At 2:30 p.m. on a Thursday, the Taconite Haven Lounge in Hoyt Lakes is doing a brisk business. Men sit at the bar talking about hockey and fishing, but there is little talk of the mine. Matt Sjoberg, who sits quietly, says the city will probably survive, but the area is forever changed.
"When I moved here in '61, this was a town of young people. Now, it's a city of retirees," says Mr. Sjoberg, who taught school in Hoyt Lakes for 34 years. He says his father always told him the mining game was a risky proposition and urged him to go into teaching. It is a lesson he passed on to his four kids, three of whom have moved away - the other works for the IRRRB.
He still has one link to the mines, though, a brother-in-law who works at Minntac.

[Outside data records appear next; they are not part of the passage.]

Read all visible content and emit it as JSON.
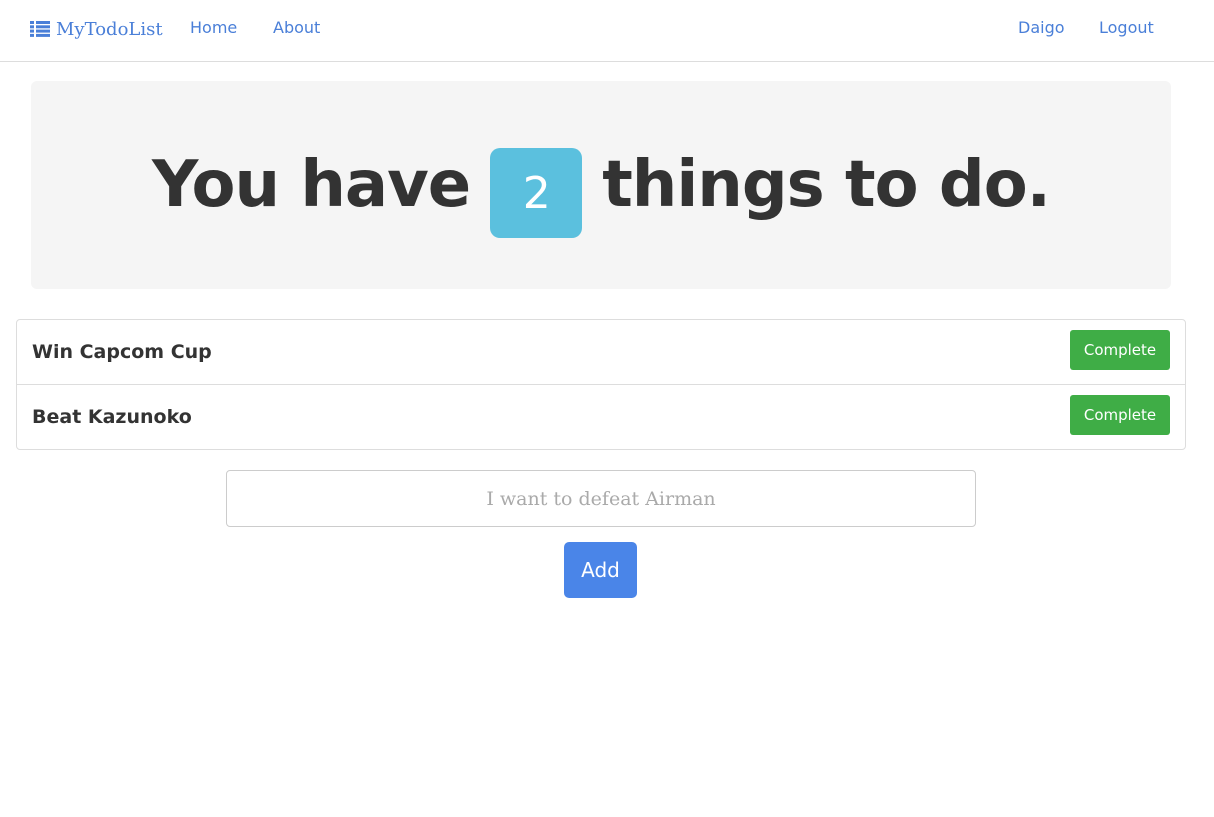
{
  "navbar": {
    "brand": "MyTodoList",
    "brand_icon": "list-icon",
    "links": {
      "home": "Home",
      "about": "About",
      "user": "Daigo",
      "logout": "Logout"
    },
    "link_color": "#4a7fd8"
  },
  "jumbotron": {
    "prefix": "You have",
    "count": "2",
    "suffix": "things to do.",
    "badge_color": "#5bc0de"
  },
  "todos": [
    {
      "title": "Win Capcom Cup",
      "action": "Complete"
    },
    {
      "title": "Beat Kazunoko",
      "action": "Complete"
    }
  ],
  "form": {
    "placeholder": "I want to defeat Airman",
    "value": "",
    "add_label": "Add",
    "add_color": "#4a85e8",
    "complete_color": "#3fad46"
  }
}
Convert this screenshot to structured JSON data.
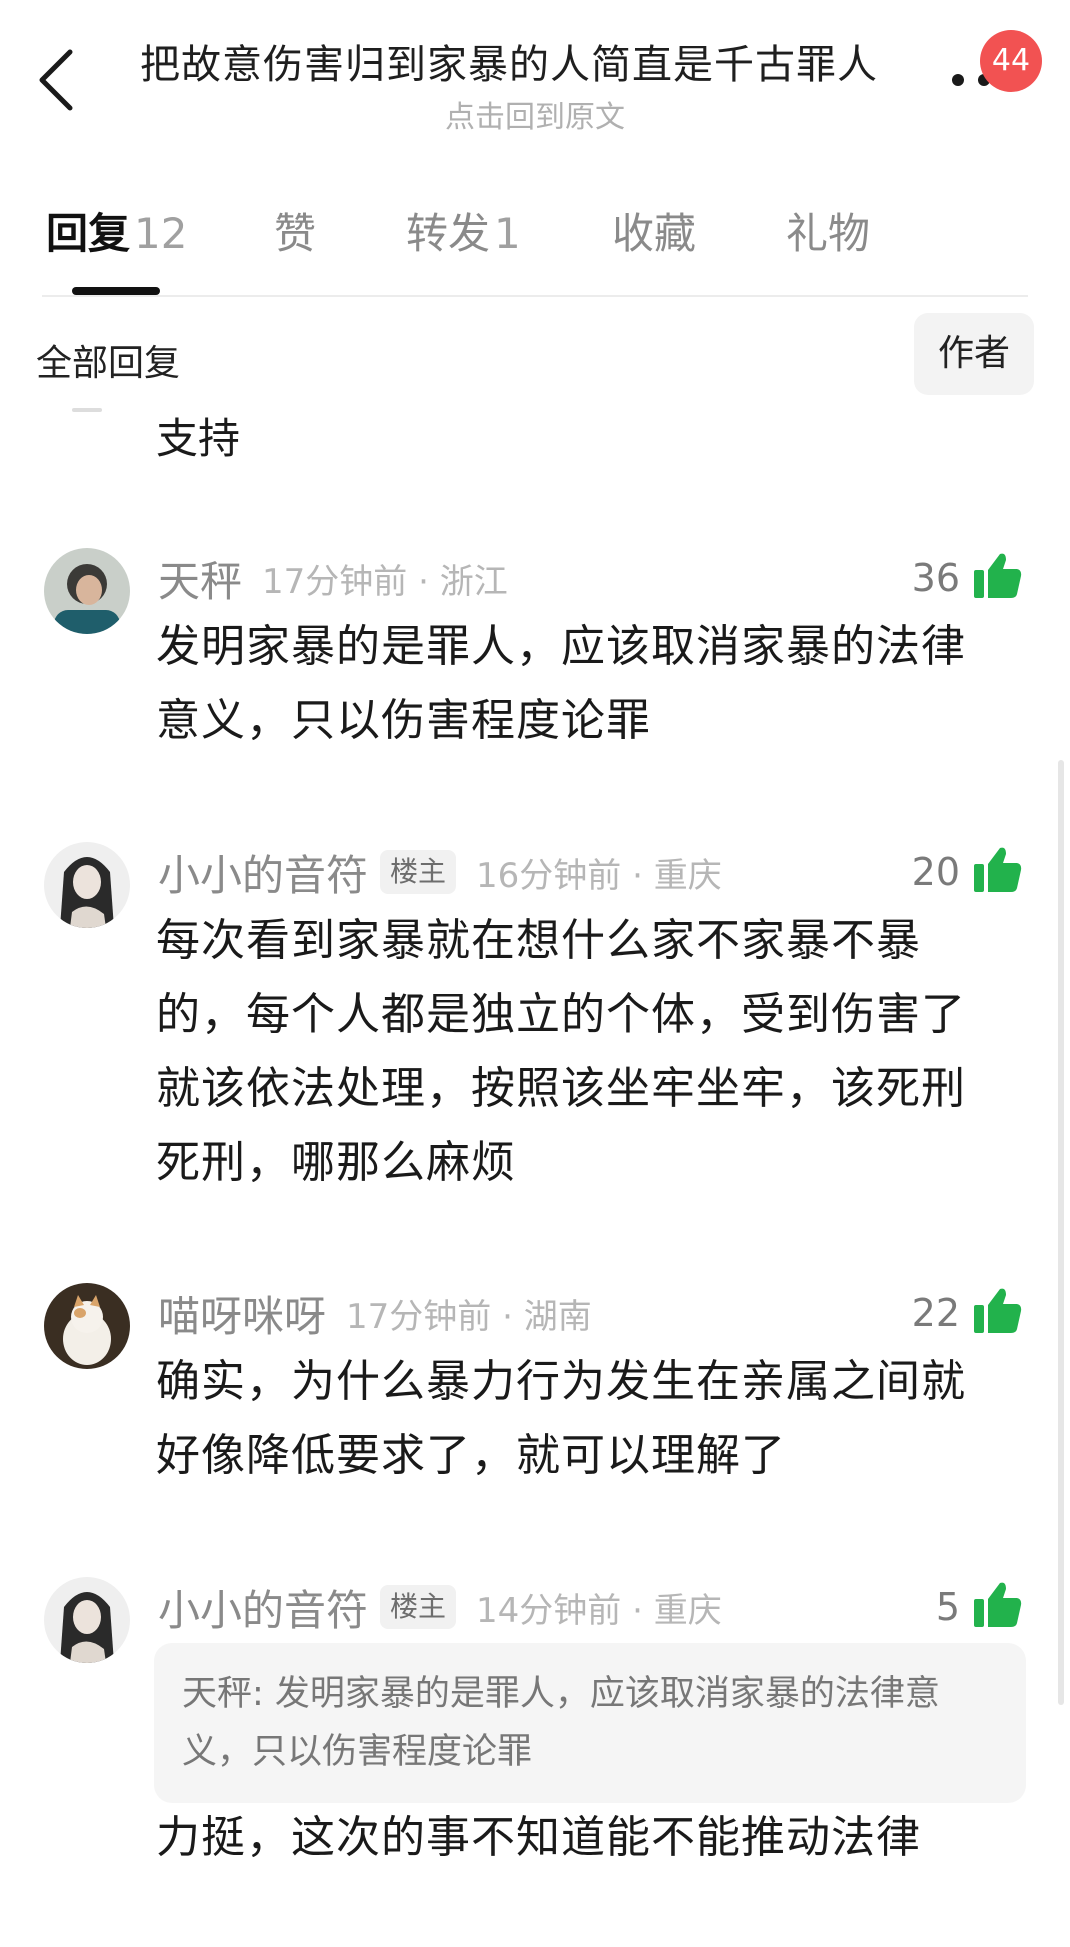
{
  "header": {
    "title": "把故意伤害归到家暴的人简直是千古罪人",
    "subtitle": "点击回到原文",
    "badge_count": "44",
    "back_icon": "chevron-left-icon",
    "more_icon": "more-dots-icon"
  },
  "tabs": [
    {
      "label": "回复",
      "count": "12",
      "active": true
    },
    {
      "label": "赞",
      "count": "",
      "active": false
    },
    {
      "label": "转发",
      "count": "1",
      "active": false
    },
    {
      "label": "收藏",
      "count": "",
      "active": false
    },
    {
      "label": "礼物",
      "count": "",
      "active": false
    }
  ],
  "filter": {
    "label": "全部回复",
    "author_button": "作者"
  },
  "partial_comment": {
    "text": "支持"
  },
  "comments": [
    {
      "user": "天秤",
      "op_tag": "",
      "time": "17分钟前 · 浙江",
      "likes": "36",
      "quote": "",
      "text": "发明家暴的是罪人，应该取消家暴的法律意义，只以伤害程度论罪"
    },
    {
      "user": "小小的音符",
      "op_tag": "楼主",
      "time": "16分钟前 · 重庆",
      "likes": "20",
      "quote": "",
      "text": "每次看到家暴就在想什么家不家暴不暴的，每个人都是独立的个体，受到伤害了就该依法处理，按照该坐牢坐牢，该死刑死刑，哪那么麻烦"
    },
    {
      "user": "喵呀咪呀",
      "op_tag": "",
      "time": "17分钟前 · 湖南",
      "likes": "22",
      "quote": "",
      "text": "确实，为什么暴力行为发生在亲属之间就好像降低要求了，就可以理解了"
    },
    {
      "user": "小小的音符",
      "op_tag": "楼主",
      "time": "14分钟前 · 重庆",
      "likes": "5",
      "quote": "天秤: 发明家暴的是罪人，应该取消家暴的法律意义，只以伤害程度论罪",
      "text": "力挺，这次的事不知道能不能推动法律"
    }
  ],
  "colors": {
    "like_green": "#22b24c",
    "badge_red": "#f25252"
  }
}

But even he is not optimistic about what will happen in the near future.
"He's got about four years left before he gets his pension, and he just hopes he makes it," Sjoberg says.
Union man Fallos, who is supervisor of Local 4108's drug and alcohol and psychological services department, says he sees some hard months ahead.
Workers are wondering how they will keep up their standard of living and pay for college for their kids, and they are coming by asking for help. It used to be three or four people a month. He now sees four or five people a week.
Fallos's son just began classes at Hibbing Community College, and the father has been steering his son away from a life in the mines. "At first he was talking about mining engineering, but I think the last 10 years have shown him how unstable it can be," he says. "He's looking at nuclear engineering now."
And even young Tom Calgaro has his doubts. "My dad said to consider electrical engineering because they are really respected at the mines, really well treated," says the teen. "Even if I don't end up at the mines, I could work for the power company or use the degree is some other way. The key thing for me is ending up here."